Muito antes do Admirável Mundo Novo, de Huxley, e de 1984, de Orwell, este romance foi o primeiro a conceber a distopia de uma sociedade futura absolutamente ultrarracional e transparente. Nela todas as cidades possuíam uma geometria regular, destinada a condicionar a vida vigiada, mas supostamente afortunada e igualitária porque «protegida», dos seus habitantes. Onde a diferença era intolerável e a imaginação, porque individual, tomada como prática suspeita, um grave crime sujeito a punição. O livro foi, muito naturalmente, proibido na União Soviética, onde só foi editado em 1988, já no tempo de Gorbachev. Bolchevique desde a primeira hora, Zamiatine, em rutura com o partido desde 1919, não se erguia ali contra a utopia comunista original, mas sim contra a sua degradação. Já então visível, ao contrário do que certas fábulas por vezes contam, durante a vida de Lenine e de Trotsky.
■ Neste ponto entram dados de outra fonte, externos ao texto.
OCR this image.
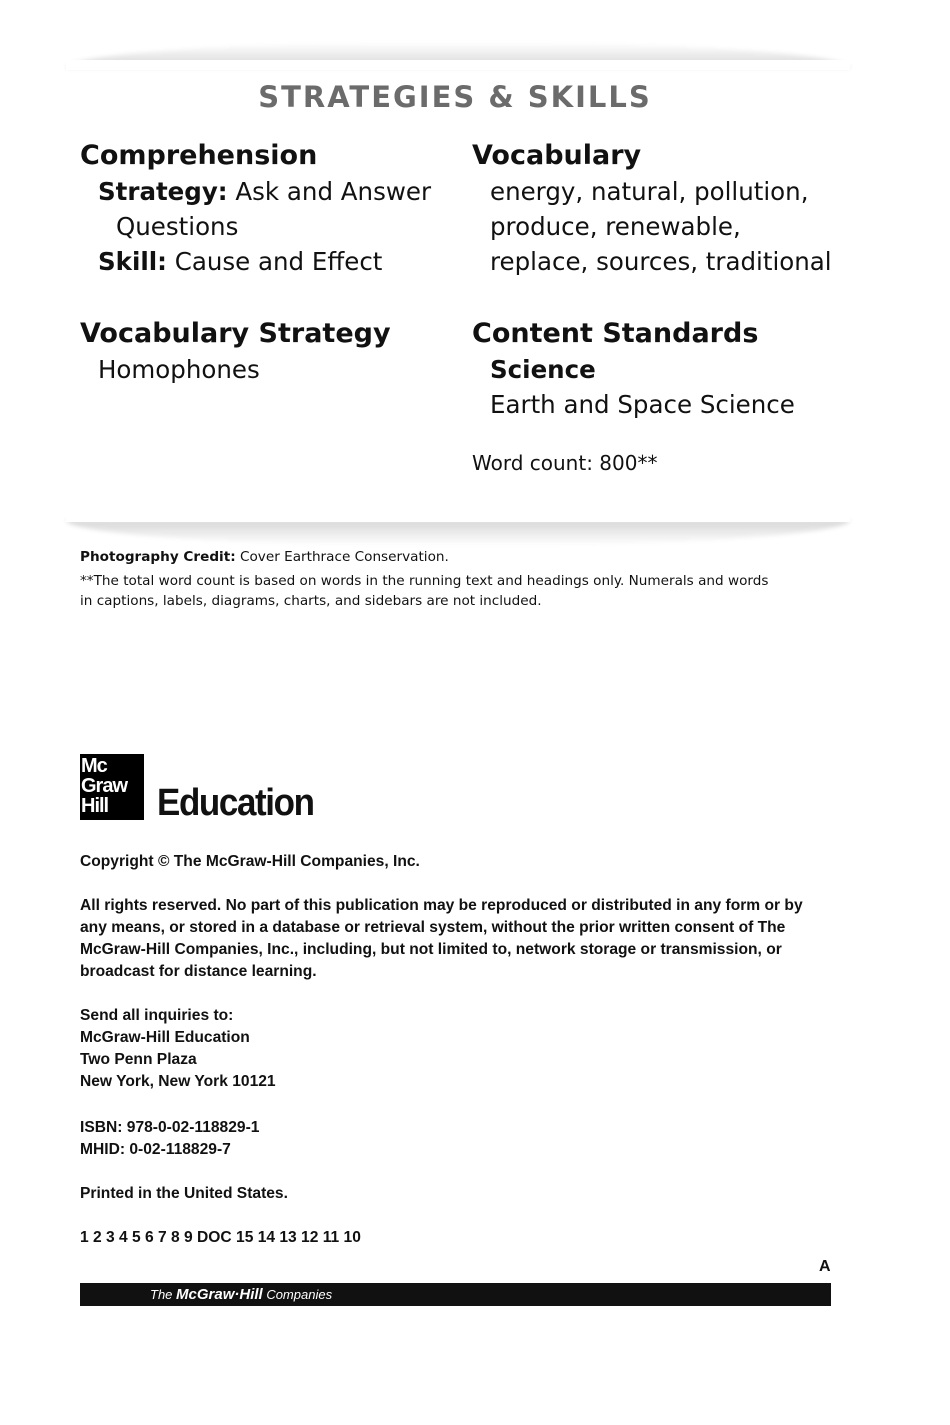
STRATEGIES & SKILLS
Comprehension
Strategy: Ask and Answer
Questions
Skill: Cause and Effect
Vocabulary
energy, natural, pollution,
produce, renewable,
replace, sources, traditional
Vocabulary Strategy
Homophones
Content Standards
Science
Earth and Space Science
Word count: 800**
Photography Credit: Cover Earthrace Conservation.
**The total word count is based on words in the running text and headings only. Numerals and words
in captions, labels, diagrams, charts, and sidebars are not included.
Mc
Graw
Hill	Education
Copyright © The McGraw-Hill Companies, Inc.
All rights reserved. No part of this publication may be reproduced or distributed in any form or by
any means, or stored in a database or retrieval system, without the prior written consent of The
McGraw-Hill Companies, Inc., including, but not limited to, network storage or transmission, or
broadcast for distance learning.
Send all inquiries to:
McGraw-Hill Education
Two Penn Plaza
New York, New York 10121
ISBN: 978-0-02-118829-1
MHID: 0-02-118829-7
Printed in the United States.
1 2 3 4 5 6 7 8 9 DOC 15 14 13 12 11 10
A
The McGraw·Hill Companies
Em 1931, pouco antes de conseguir exilar-se, Zamiatine afirmou numa carta na qual pedia autorização para o fazer que «a verdadeira literatura apenas existe quando é criada, não por diligentes e previsíveis funcionários, mas por loucos, eremitas, heréticos, sonhadores, rebeldes e céticos». Uma proclamação de liberdade para a mais extrema diferença que a uniformização totalitária, «racional», jamais poderia aceitar.